This post is part of the second annual C# Advent. Check out the home page for up to 50 C# blog posts in December 2018!
In this post I describe a characteristic about GetHashCode()
that was new to me until I was bitten by it recently - that calling GetHashCode()
on a string
gives a different value each time you run the program in .NET Core!
In this post I show the problem in action, and how the .NET Core GetHashCode()
implementation differs from .NET Framework. I then look at why that's the case and why it's a good thing in general. Finally, if you need to ensure GetHashCode()
gives the same value every time you run your program (spoiler: generally you don't), then I provide an alternative implementation you can use in place of the built-in GetHashCode()
.
tl;dr; I strongly suggest reading the whole post, but if you're just here for the deterministic
GetHashCode()
, then see below. Just remember it's not safe to use in any situations vulnerable to hash-based attacks!
The behaviour: GetHashCode()
generates a different random value for every program execution in .NET Core
The easiest way to understand the behaviour I'm describing is to see it in action. Take this very simple program that calls GetHashCode()
on a string twice in succession
using System;
static class Program
{
static void Main(string[] args)
{
Console.WriteLine("Hello World!".GetHashCode());
Console.WriteLine("Hello World!".GetHashCode());
}
}
If you run this program on .NET Framework then every time you run the program you'll get the same value:
> dotnet run -c Release -f net471
-1989043627
-1989043627
> dotnet run -c Release -f net471
-1989043627
-1989043627
> dotnet run -c Release -f net471
-1989043627
-1989043627
In contrast, if you compile the same program for .NET Core, you get the same value for every call to GetHashCode()
within the same program execution, but a different value for different program executions:
> dotnet run -c Release -f netcoreapp2.1
-1105880285
-1105880285
> dotnet run -c Release -f netcoreapp2.1
1569543669
1569543669
> dotnet run -c Release -f netcoreapp2.1
-1477343390
-1477343390
This took me totally by surprise, and was the source of a bug that I couldn't get my head around without this knowledge (I'll come to that later).
Since when was this a thing?!
I was gobsmacked when I discovered this behaviour, so I went rooting around in the docs and on GitHub. Sure enough, right there in the docs, this behaviour is well documented: (emphasis mine)
The hash code itself is not guaranteed to be stable. Hash codes for identical strings can differ across .NET implementations, across .NET versions, and across .NET platforms (such as 32-bit and 64-bit) for a single version of .NET. In some cases, they can even differ by application domain. This implies that two subsequent runs of the same program may return different hash codes.

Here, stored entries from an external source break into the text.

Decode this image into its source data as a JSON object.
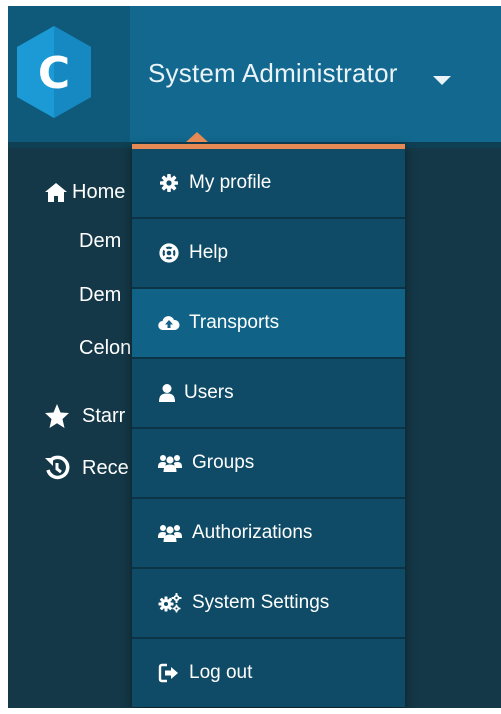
{
  "header": {
    "logo_letter": "C",
    "user_name": "System Administrator",
    "user_caret_icon": "caret-down-icon"
  },
  "sidebar": {
    "items": [
      {
        "label": "Home",
        "icon": "home-icon"
      },
      {
        "label": "Dem"
      },
      {
        "label": "Dem"
      },
      {
        "label": "Celon"
      },
      {
        "label": "Starr",
        "icon": "star-icon"
      },
      {
        "label": "Rece",
        "icon": "history-icon"
      }
    ]
  },
  "user_dropdown": {
    "items": [
      {
        "label": "My profile",
        "icon": "gear-icon"
      },
      {
        "label": "Help",
        "icon": "lifebuoy-icon"
      },
      {
        "label": "Transports",
        "icon": "cloud-upload-icon",
        "active": true
      },
      {
        "label": "Users",
        "icon": "user-icon"
      },
      {
        "label": "Groups",
        "icon": "group-icon"
      },
      {
        "label": "Authorizations",
        "icon": "group-icon"
      },
      {
        "label": "System Settings",
        "icon": "gears-icon"
      },
      {
        "label": "Log out",
        "icon": "sign-out-icon"
      }
    ]
  },
  "colors": {
    "header_bg": "#12688e",
    "sidebar_bg": "#143847",
    "accent": "#e58a54",
    "dropdown_bg": "#0f4b66",
    "dropdown_active_bg": "#106387"
  }
}
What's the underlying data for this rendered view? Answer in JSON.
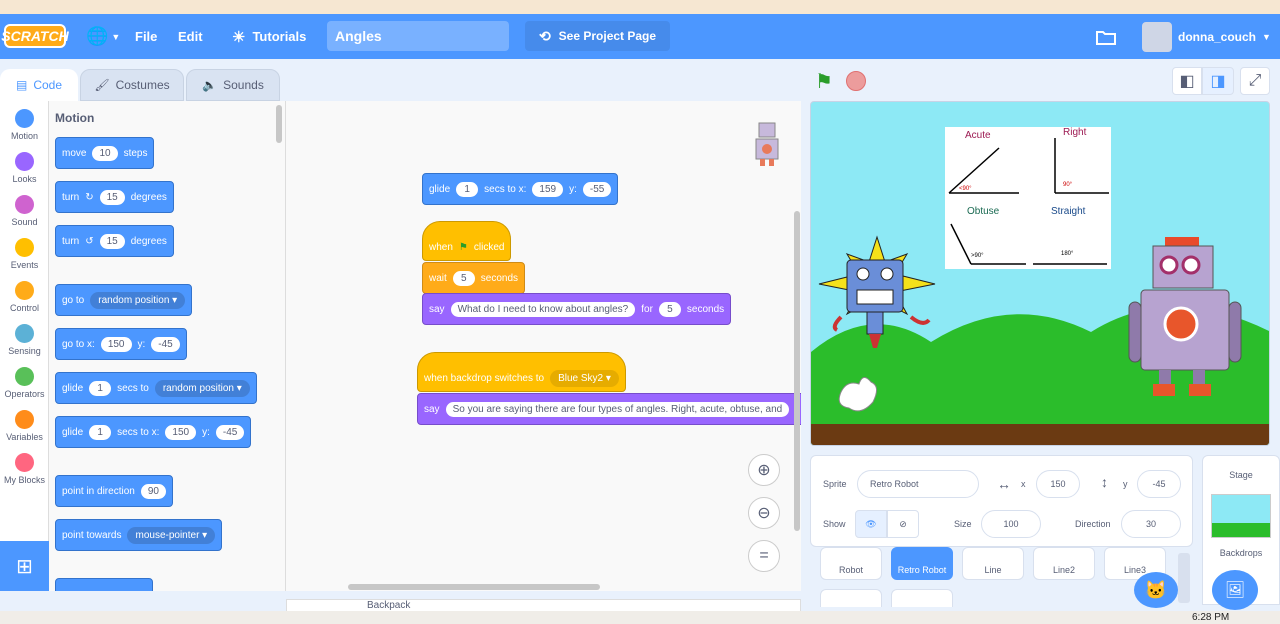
{
  "menubar": {
    "logo": "SCRATCH",
    "file": "File",
    "edit": "Edit",
    "tutorials": "Tutorials",
    "project_title": "Angles",
    "see_project_page": "See Project Page",
    "username": "donna_couch"
  },
  "tabs": {
    "code": "Code",
    "costumes": "Costumes",
    "sounds": "Sounds"
  },
  "categories": [
    {
      "label": "Motion",
      "color": "#4c97ff"
    },
    {
      "label": "Looks",
      "color": "#9966ff"
    },
    {
      "label": "Sound",
      "color": "#cf63cf"
    },
    {
      "label": "Events",
      "color": "#ffbf00"
    },
    {
      "label": "Control",
      "color": "#ffab19"
    },
    {
      "label": "Sensing",
      "color": "#5cb1d6"
    },
    {
      "label": "Operators",
      "color": "#59c059"
    },
    {
      "label": "Variables",
      "color": "#ff8c1a"
    },
    {
      "label": "My Blocks",
      "color": "#ff6680"
    }
  ],
  "palette": {
    "title": "Motion",
    "move": {
      "t1": "move",
      "v": "10",
      "t2": "steps"
    },
    "turn_right": {
      "t1": "turn",
      "v": "15",
      "t2": "degrees"
    },
    "turn_left": {
      "t1": "turn",
      "v": "15",
      "t2": "degrees"
    },
    "goto": {
      "t1": "go to",
      "dd": "random position ▾"
    },
    "gotoxy": {
      "t1": "go to x:",
      "x": "150",
      "t2": "y:",
      "y": "-45"
    },
    "glide_to": {
      "t1": "glide",
      "v": "1",
      "t2": "secs to",
      "dd": "random position ▾"
    },
    "glide_xy": {
      "t1": "glide",
      "v": "1",
      "t2": "secs to x:",
      "x": "150",
      "t3": "y:",
      "y": "-45"
    },
    "point_dir": {
      "t1": "point in direction",
      "v": "90"
    },
    "point_towards": {
      "t1": "point towards",
      "dd": "mouse-pointer ▾"
    }
  },
  "script": {
    "glide": {
      "t1": "glide",
      "v": "1",
      "t2": "secs to x:",
      "x": "159",
      "t3": "y:",
      "y": "-55"
    },
    "when_flag": {
      "t1": "when",
      "t2": "clicked"
    },
    "wait": {
      "t1": "wait",
      "v": "5",
      "t2": "seconds"
    },
    "say1": {
      "t1": "say",
      "msg": "What do I need to know about angles?",
      "t2": "for",
      "v": "5",
      "t3": "seconds"
    },
    "when_backdrop": {
      "t1": "when backdrop switches to",
      "dd": "Blue Sky2 ▾"
    },
    "say2": {
      "t1": "say",
      "msg": "So you are saying there are four types of angles.  Right, acute, obtuse, and"
    }
  },
  "stage": {
    "acute": "Acute",
    "right": "Right",
    "obtuse": "Obtuse",
    "straight": "Straight",
    "acute_deg": "<90°",
    "right_deg": "90°",
    "obtuse_deg": ">90°",
    "straight_deg": "180°"
  },
  "sprite_info": {
    "sprite_label": "Sprite",
    "sprite_name": "Retro Robot",
    "x_label": "x",
    "x": "150",
    "y_label": "y",
    "y": "-45",
    "show_label": "Show",
    "size_label": "Size",
    "size": "100",
    "direction_label": "Direction",
    "direction": "30"
  },
  "sprites": [
    "Robot",
    "Retro Robot",
    "Line",
    "Line2",
    "Line3"
  ],
  "stage_pane": {
    "title": "Stage",
    "backdrops": "Backdrops"
  },
  "backpack": "Backpack",
  "taskbar": {
    "time": "6:28 PM"
  }
}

In many ways, the interesting thing about this behaviour is that I've never run into it before. My first thought was that I must have depended on this behaviour in .NET Framework, but after a bit more consideration, I couldn't think of a single instance where this was the case. As it turns out, I've always used GetHashCode()
in the manner for which it was designed. Who would have thought it!
The key point is that the hash codes are deterministic for a given program execution, that means the only time it'll be an issue is if you're saving the hash code outside of a process, and loading it into another one. That explains the subsequent comment in the documentation:
As a result, hash codes should never be used outside of the application domain in which they were created, they should never be used as key fields in a collection, and they should never be persisted.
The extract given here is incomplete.